The problem conservatives have with government "charity" is not that some "lesser" person may take advantage of it, but that some person who may not want to engage in charity, or in such a large degree of charity, will be forced against their will to do so.

I disagree. I don't think most people (and I'm not limiting this to conservatives only, though they certainly are included) are all that concerned about what "others" are or are not forced to do, but rather what they themselves feel coerced to do. I think you represent a rare breed among Americans, Eric, who really feels altruistic in this way. The phrase is "don't tread on me" -- not "don't tread on me and thee." Besides, it's clear to me as someone who is not a "real" American, that there are many who would be all too happy to tread on me to coerce me to contribute to what they believe are programs coming from the just, worthy, and proper role of government as they see it, whether or not I would agree with them.

eric said...

Huck, thanks for the replies and since we generally are in agreement here, I'll make this quick:

1) Just a theory, but I think under-40 Americans would largely opt out of Social Security because they don't trust it. I can't remember the exact numbers, but only a minority of this demographic, when asked, expect to ever recieve a dime from that program, so the opportunity for a one-time windfall payout would probably be readily taken advantage of.
I do think it would be much harder to get people to make the same deal with Medicare, because there is a much higher "win the lottery" aspect to what kind of payout you could expect to get from that program. With S.S., you could easily compare the two numbers (what you could get now by tapping out vs. what you could expect to get if you stay in the program)... but those comparisons are much harder to make with Medicare.

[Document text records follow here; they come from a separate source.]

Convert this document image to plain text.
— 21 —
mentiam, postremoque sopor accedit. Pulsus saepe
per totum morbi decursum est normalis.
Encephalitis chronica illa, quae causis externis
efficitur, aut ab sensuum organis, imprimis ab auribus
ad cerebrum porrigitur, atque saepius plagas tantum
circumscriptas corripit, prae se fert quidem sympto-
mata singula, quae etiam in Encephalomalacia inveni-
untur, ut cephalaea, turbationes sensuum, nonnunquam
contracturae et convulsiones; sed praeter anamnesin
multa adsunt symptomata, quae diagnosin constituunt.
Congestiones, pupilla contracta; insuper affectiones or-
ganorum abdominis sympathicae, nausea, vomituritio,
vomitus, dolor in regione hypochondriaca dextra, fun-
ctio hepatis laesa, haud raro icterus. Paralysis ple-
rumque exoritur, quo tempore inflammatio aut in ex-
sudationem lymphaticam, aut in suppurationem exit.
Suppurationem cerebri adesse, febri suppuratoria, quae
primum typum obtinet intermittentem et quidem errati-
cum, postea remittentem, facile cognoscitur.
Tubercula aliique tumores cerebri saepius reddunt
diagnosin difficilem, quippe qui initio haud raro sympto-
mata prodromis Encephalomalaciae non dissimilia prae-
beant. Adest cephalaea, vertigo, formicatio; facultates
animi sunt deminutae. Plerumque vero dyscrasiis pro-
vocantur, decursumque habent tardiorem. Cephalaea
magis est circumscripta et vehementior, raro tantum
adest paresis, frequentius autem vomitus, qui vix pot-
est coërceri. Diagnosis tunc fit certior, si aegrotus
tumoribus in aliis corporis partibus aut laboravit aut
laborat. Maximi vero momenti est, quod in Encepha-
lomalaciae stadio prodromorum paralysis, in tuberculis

2) Regarding charity, while I disagree with you that most conservatives aren't concerned about charity being forced on others, I would say for the sake of the discussion at hand that it doesn't really matter. It is generally not the charity (perhaps bestowed on somebody they consider to be "less than" themselves in some way) that rubs conservatives wrong, it compulsory nature of it (regardless of whether they don't like like others to be compelled or because they don't like being compelled themselves).

eric said...

On another note... how are you liking 'Lonesome Dove'?